Jazz Bridge is an arts services organization that was unofficially founded in 2004 by jazz singers Suzanne Cloud and Wendy Simon to address the lack of support for individual jazz and blues musicians and vocalists in crisis in the tri-state, lower Philadelphia metropolitan area. Over the years, these women had witnessed the struggles of their fellow musicians and the desperation felt by the music community when the only available remedy to hardship was the traditional jam session to raise money. Seeking a more permanent support system, Simon and Cloud began to assemble like minded musicians and fans to form The Jazz Bridge Project, the organization's official name. Jazz Bridge saw a special opportunity to develop a unique, regional model that could provide local jazz and blues musicians/vocalists with no-cost or low-cost resources to support their activities of daily living—medical, financial, and professional—during times of personal crisis.

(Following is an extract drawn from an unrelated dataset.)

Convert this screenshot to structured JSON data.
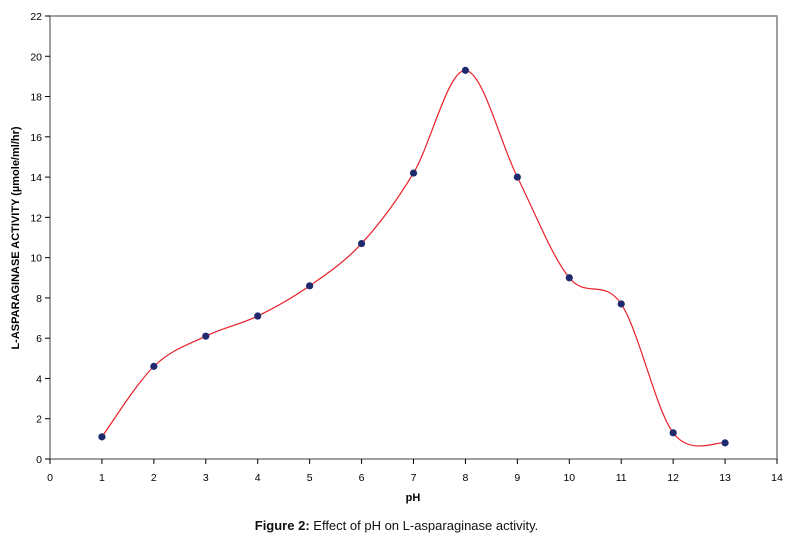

Jazz Bridge was awarded its 501(c)(3) status as a nonprofit by the IRS in 2007 and the members of the founding board of directors were: Singers Suzanne Cloud and Wendy Simon; Sue Ford, jazz concert producer; Bob Perkins, jazz historian and NPR deejay; Pete Souders, owner of Ortliebs' JazzHaus; bassist Mike Boone; The Tonight Show music director Kevin Eubanks. Board members have included Chris Sanchirico, Carol Rogers, Jeff Duperon, Rhenda Fearrington, Mike Boone, Wendy Simon, Jim Miller, and Bob Perkins.

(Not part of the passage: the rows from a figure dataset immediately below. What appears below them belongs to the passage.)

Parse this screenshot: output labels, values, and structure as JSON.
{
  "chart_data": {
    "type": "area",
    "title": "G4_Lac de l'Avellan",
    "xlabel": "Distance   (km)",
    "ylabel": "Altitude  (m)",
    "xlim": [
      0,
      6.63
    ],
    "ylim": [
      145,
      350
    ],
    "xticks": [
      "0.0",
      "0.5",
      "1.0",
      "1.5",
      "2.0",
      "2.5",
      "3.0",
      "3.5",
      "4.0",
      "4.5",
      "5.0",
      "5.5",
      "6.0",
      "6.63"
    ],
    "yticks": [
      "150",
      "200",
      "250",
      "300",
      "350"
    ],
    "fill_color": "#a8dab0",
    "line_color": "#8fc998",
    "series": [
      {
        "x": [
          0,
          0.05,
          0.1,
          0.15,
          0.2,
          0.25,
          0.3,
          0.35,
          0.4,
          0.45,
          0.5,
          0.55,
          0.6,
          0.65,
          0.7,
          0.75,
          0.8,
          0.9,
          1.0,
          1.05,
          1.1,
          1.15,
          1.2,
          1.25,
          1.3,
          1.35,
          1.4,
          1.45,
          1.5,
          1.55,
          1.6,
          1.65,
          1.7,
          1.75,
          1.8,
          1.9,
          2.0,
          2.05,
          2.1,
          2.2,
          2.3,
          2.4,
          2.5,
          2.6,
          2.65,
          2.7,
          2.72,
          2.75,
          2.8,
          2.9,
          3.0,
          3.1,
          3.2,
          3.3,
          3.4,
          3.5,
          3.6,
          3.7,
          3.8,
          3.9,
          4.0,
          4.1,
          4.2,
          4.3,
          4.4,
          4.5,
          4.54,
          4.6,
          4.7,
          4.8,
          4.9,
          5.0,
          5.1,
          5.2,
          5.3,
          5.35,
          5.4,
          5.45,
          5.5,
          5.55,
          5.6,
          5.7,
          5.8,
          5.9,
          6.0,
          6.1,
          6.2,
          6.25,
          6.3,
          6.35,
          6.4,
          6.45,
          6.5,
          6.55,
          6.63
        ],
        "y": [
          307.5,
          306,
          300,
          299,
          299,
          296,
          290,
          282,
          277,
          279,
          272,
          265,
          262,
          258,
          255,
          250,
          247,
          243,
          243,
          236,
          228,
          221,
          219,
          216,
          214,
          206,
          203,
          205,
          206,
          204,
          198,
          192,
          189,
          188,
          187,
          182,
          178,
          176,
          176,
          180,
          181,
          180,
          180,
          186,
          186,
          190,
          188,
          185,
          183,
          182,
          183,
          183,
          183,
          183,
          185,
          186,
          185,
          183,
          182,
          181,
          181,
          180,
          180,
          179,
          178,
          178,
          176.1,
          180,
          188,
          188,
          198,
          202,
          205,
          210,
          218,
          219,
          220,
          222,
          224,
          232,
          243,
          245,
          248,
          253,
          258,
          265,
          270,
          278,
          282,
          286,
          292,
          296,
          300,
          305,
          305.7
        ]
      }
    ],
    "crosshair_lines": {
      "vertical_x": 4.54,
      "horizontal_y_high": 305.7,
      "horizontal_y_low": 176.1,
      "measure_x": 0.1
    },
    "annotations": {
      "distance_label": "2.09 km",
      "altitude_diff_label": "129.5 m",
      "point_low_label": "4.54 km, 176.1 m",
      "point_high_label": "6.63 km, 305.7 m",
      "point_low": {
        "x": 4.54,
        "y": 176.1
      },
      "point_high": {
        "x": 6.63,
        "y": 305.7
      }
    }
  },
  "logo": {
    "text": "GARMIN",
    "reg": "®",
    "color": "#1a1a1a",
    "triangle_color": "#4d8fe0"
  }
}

Since its inception Jazz Bridge has won awards from the Philadelphia community: the Pennsylvania Humanities Council awarded Jazz Bridge "Partner of the Year" in 2013 and in 2014, the organization received the David Cohen Prize for Arts and Social Justice from the Philadelphia City Council. Executive Director Suzanne Cloud has also received the Martin Luther King Jr. Freedom Medal from the Camden County Freeholders and the Rutgers Chancellor Award for Civic Engagement for her work with Jazz Bridge. Filmmaker Jason Fifield of Slife Productions, and a former board member, won Best Short Form Jazz Video from the Jazz Journalists of America in 2014 for his work on Bob Perkins.

== Programs ==
Jazz Bridge presents over 48 neighborhood concerts throughout the Philadelphia metropolitan area every year from October through May in Collingswood, Willingboro, Philadelphia, Rosemont, and Cheltenham.

Jazz Bridge also aids Philadelphia-area professional jazz and blues musicians and singers in crisis, e.g. Charlie Rice when he was wrongly accused of stealing gas and guitarist Monnette Sudler when she needed a lung transplant.

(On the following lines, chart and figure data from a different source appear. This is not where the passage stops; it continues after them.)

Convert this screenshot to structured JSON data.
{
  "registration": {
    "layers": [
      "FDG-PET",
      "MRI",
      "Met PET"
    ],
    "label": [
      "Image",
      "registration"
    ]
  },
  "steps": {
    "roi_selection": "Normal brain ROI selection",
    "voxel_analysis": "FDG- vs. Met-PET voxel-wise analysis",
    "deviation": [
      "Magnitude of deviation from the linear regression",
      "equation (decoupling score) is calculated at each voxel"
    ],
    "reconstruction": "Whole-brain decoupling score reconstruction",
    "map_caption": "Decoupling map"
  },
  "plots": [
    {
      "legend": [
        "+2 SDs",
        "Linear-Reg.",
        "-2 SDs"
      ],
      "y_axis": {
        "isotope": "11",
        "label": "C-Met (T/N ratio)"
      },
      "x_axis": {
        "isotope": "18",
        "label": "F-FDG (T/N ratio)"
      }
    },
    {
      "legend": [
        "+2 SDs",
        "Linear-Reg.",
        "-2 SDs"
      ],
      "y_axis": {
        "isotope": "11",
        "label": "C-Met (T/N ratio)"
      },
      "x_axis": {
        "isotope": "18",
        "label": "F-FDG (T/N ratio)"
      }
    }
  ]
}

Jazz Bridge has also been funded for special projects such as Philly Jazz: A View Through the Lens, a photography show by the city's best jazz photographers at the Kimmel Center of the Performing Arts, and an original musical, one man show - Last Call at the Downbeat - written and directed by Suzanne Cloud about Dizzy Gillespie's youthful sojourn in Philadelphia with musical direction by trumpeter Dwayne Eubanks for the Philadelphia International Festival of the Arts in 2013 at the Society Hill Playhouse. Jazz Bridge also partnered with Life Line Coalition to create a new Great Day in Philly group jazz photo taken by photographer Elena Bouvier with Mayor Michael Nutter in front of the John Coltrane House to raise money to rehabilitate the former home of the jazz great.